Lucky Mushroom


Lucky Mushroom

Christmas mushrooms are a good luck charm!

 
In Germany, Gluckspilz (which means "lucky mushroom"), is a symbol of good fortune and this year around Australia the Australian Mushroom Growers Association (AMGA) is encouraging people to spread good fortune by gifting the lucky mushroom this festive season!

 
"As well as bringing you good luck, mushrooms at Christmas in Australia are the gift that keep on giving", said AMGA Relationships and General Manager, Leah Bramich.

 
"The tradition of gifting mushrooms and mushroom imagery at Christmas started in Germany. The lucky mushroom combines folklore and Christmas together and the tradition, still today for many, is to exchange the pretty red-and-white fungi at Christmas (often as a fresh bouquet or in the form of cards or other trinkets)."

 

The German red-and-white speckled good fortune fungi called Amanita muscaria, grow deep in the forest in the root zones of certain types of trees, which happen to be those we generally think of as Christmas trees.

 

This year the AMGA has adopted the good luck tradition and developed some great ways for people to gift the lucky mushroom to others and help spread good fortune and prosperity.

 
Simply adding mushrooms to Christmas stuffing, chip and dip platters for entertaining, and including mushrooms in summer BBQ recipes is a great way to serve lighter, healthier and tastier meals this festive season. And this year, it also brings your guests good luck!

 
Planning a summer Christmas BBQ or entertaining for a few?
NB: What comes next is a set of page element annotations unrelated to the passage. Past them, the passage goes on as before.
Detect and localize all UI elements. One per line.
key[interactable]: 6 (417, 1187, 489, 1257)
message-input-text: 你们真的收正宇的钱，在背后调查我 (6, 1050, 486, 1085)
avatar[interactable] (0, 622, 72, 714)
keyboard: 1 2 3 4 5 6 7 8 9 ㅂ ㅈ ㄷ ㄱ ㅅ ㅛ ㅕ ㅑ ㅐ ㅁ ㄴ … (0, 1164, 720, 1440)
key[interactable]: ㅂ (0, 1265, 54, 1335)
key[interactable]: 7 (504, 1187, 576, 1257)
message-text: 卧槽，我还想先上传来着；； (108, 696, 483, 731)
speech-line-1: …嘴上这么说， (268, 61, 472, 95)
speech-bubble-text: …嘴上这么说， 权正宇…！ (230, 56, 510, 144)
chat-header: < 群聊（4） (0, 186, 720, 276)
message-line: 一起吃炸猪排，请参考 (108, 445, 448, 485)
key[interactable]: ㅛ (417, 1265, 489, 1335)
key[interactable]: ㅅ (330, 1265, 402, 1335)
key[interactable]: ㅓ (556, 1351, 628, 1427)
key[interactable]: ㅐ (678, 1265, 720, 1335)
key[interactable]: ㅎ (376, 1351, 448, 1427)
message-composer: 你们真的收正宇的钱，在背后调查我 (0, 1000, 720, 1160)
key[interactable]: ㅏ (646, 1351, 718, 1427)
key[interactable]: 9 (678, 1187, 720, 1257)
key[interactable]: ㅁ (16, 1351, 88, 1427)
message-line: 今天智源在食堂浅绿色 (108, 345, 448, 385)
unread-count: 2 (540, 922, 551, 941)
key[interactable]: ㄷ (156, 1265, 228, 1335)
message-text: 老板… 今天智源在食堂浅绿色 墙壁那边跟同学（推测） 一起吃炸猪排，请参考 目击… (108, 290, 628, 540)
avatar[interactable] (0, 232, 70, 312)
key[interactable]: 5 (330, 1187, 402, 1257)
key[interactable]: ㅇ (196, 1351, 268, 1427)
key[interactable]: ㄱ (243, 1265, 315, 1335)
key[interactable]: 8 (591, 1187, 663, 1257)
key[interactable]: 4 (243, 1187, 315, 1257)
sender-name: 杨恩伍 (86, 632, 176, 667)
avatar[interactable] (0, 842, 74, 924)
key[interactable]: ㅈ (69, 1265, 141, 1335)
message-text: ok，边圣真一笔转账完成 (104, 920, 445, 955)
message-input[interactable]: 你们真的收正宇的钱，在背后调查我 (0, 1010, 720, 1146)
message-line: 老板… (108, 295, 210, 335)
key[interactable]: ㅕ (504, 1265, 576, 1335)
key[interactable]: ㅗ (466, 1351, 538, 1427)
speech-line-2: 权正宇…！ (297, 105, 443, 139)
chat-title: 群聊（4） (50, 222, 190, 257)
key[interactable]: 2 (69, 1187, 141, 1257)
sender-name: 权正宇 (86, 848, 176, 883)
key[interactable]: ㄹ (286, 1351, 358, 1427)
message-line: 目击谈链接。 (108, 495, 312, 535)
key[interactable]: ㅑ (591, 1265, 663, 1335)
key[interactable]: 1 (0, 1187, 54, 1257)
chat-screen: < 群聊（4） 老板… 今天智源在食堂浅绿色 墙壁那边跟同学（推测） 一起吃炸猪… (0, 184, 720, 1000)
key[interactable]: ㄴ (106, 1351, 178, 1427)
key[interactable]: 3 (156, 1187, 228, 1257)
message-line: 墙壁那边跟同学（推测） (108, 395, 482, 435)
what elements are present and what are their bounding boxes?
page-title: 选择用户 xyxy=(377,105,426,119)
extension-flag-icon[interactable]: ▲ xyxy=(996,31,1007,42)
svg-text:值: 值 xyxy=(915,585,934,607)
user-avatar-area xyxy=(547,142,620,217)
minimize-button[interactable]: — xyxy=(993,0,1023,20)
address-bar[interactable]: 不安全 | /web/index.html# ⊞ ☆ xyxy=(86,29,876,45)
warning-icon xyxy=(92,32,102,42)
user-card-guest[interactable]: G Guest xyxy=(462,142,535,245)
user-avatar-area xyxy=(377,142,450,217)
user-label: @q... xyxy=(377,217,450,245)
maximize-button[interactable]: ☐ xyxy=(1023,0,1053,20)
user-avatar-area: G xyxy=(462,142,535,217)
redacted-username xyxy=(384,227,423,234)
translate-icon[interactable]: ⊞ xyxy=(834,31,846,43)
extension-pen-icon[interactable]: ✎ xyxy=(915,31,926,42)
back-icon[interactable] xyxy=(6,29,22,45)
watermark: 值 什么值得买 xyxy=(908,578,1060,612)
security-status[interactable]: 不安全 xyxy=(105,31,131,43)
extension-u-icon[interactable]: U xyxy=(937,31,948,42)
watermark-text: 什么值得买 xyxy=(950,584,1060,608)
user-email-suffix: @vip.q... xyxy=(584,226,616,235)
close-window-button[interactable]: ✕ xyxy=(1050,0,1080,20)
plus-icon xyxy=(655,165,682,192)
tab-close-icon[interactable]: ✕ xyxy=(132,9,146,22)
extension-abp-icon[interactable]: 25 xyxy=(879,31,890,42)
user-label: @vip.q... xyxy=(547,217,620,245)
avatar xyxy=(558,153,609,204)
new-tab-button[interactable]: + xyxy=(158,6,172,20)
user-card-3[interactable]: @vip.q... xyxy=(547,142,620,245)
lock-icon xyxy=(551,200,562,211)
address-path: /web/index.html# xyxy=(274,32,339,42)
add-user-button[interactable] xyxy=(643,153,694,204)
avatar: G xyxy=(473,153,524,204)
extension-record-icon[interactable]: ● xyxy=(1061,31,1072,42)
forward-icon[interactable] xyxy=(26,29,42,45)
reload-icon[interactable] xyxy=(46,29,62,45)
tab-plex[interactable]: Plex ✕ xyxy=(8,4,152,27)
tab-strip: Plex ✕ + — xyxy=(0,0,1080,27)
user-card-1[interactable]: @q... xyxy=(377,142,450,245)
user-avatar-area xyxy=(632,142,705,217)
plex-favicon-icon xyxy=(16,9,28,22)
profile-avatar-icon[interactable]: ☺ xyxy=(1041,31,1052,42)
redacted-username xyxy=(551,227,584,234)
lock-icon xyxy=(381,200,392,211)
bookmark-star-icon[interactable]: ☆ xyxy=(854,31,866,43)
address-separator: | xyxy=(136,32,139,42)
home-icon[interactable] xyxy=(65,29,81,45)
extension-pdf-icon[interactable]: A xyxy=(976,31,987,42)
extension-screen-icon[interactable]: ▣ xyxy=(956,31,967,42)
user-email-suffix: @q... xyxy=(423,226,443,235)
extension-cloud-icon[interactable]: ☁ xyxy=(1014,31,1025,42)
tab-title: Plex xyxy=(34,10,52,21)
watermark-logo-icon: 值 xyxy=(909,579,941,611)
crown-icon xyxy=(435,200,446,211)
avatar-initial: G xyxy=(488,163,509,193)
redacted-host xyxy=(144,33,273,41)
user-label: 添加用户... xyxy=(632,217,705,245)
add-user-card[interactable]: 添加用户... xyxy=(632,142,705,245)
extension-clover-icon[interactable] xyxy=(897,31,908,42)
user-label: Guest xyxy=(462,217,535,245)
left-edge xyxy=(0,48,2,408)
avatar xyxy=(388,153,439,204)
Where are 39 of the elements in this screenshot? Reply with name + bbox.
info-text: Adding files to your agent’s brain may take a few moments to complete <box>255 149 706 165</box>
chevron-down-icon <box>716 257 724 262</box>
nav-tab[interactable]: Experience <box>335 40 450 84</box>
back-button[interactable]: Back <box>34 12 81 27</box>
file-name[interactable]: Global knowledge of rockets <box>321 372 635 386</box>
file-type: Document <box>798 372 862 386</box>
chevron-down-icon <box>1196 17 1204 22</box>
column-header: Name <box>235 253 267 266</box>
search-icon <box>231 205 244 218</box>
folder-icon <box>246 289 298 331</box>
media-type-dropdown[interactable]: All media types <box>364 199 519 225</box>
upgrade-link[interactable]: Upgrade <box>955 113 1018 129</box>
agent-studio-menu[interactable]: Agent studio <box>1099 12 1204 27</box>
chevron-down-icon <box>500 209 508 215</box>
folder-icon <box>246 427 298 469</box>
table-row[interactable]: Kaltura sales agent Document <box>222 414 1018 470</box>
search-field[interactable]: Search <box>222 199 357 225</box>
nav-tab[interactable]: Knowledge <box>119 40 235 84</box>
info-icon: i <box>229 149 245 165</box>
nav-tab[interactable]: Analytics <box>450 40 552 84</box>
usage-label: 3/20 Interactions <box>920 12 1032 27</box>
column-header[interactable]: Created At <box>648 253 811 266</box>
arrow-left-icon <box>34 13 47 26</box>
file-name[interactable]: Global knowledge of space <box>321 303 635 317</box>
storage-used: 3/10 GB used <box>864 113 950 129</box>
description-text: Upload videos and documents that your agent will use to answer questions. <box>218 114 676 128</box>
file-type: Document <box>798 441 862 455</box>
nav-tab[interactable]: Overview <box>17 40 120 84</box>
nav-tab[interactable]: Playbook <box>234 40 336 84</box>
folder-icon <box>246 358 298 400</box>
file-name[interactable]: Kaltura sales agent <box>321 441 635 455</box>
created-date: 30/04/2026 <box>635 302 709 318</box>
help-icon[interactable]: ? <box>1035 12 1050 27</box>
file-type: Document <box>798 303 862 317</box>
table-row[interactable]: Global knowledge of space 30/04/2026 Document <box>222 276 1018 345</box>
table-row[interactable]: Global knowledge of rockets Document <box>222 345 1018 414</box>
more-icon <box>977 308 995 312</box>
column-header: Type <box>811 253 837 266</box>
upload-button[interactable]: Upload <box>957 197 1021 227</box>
Give the gift of Edible Wreaths and Vitamins

 

The white mushroom cup, the star of our Christmas tree, is Australia's most popular festive mushroom full of B group vitamins (including B12), minerals, antioxidants, and gut health nutrients. Mushrooms can also produce vitamin D and eating just one serve (three mushroom cups) of 'tanned' (sunlight exposed) mushrooms as part of your festive meals or snacks, is a sun-smart way to meet your daily Vitamin D requirements.


White mushrooms are the all-rounder mushroom. They can be eaten raw (a good afternoon filler snack or on as an addition to a tasting plate or platter), they add texture to salads and a richer taste in your Turkey stuffing. White mushroom cups are also ideal for blending with mince, to boost the nutritional value of meaty dishes such as burger patties, meatballs, spaghetti Bolognese and tacos.


They are also great in a Christmas Wreath!

 

6 Servings

 

Ingredients 

 200 g mixed mushrooms, chopped
 1 tbsp olive oil
 2   cloves garlic, crushed
 fresh thyme leaves
  Pinch salt & pepper
 2 tbsp white wine
 2 tbsp kalamata olives, pitted
 1 tbsp capers, drained and rinsed
 1 tbsp parsley, chopped
Wreath loaf
 500 ml lukewarm water
 1 tbsp dried instant yeast
 1 tsp fine salt
 5 cups plain flour
 olive oil

Method
1. Preheat oven to 180℃ and grease a ring cake tin. Heat oil in a frying pan over medium-high heat. Add garlic, thyme, salt and pepper and cook for 1-2 minutes until garlic has softened and is fragrant.
2. Add mushrooms to the pan and cook for 4-5 minutes until softened. Add wine and continue to cook for a further 3-4 minutes until absorbed.
3. Transfer mushroom mixture to a food processor with olives, capers and parsley. Pulse until blended but slightly lumpy. Set aside or refrigerate until ready to use.
4. Place water and yeast in a large mixing bowl. Stir to combine then allow to stand for 5 minutes in a warm place.
5. Add salt, flour and olive oil to the bowl. Mix to combine then remove from the bowl and knead on a lightly floured surface for 2 minutes. Alternatively, if you have a mix master with a dough hook, you may use this to knead the dough.
6. Transfer the dough to a clean, lightly oiled bowl. Cover with cling wrap or a clean tea towel and allow to prove for 30 minutes. The dough should double in size.
7. Knock the dough back by placing your fist in the centre of the dough to remove some of the air. Lay a piece of baking paper on the bench or chopping board. Transfer the dough to the paper and use your hands or a rolling pin to stretch the dough to a rectangle shape 5mm thick.
8. Spread the dough with the mushroom tapenade. Cut the dough into 4cm strips then fold the dough over itself in a concertina pattern. Place each folded stir in the greased cake tin with the folded edge facing upwards. Continue this with the remaining strips until the cake tin is filled.
9. Bake for 30-40 minutes until golden and cooked through. Allow to cool in the tin for 5-10 minutes then transfer to a wire rack.
10. Serve warm with batter or additional mushroom tapenade.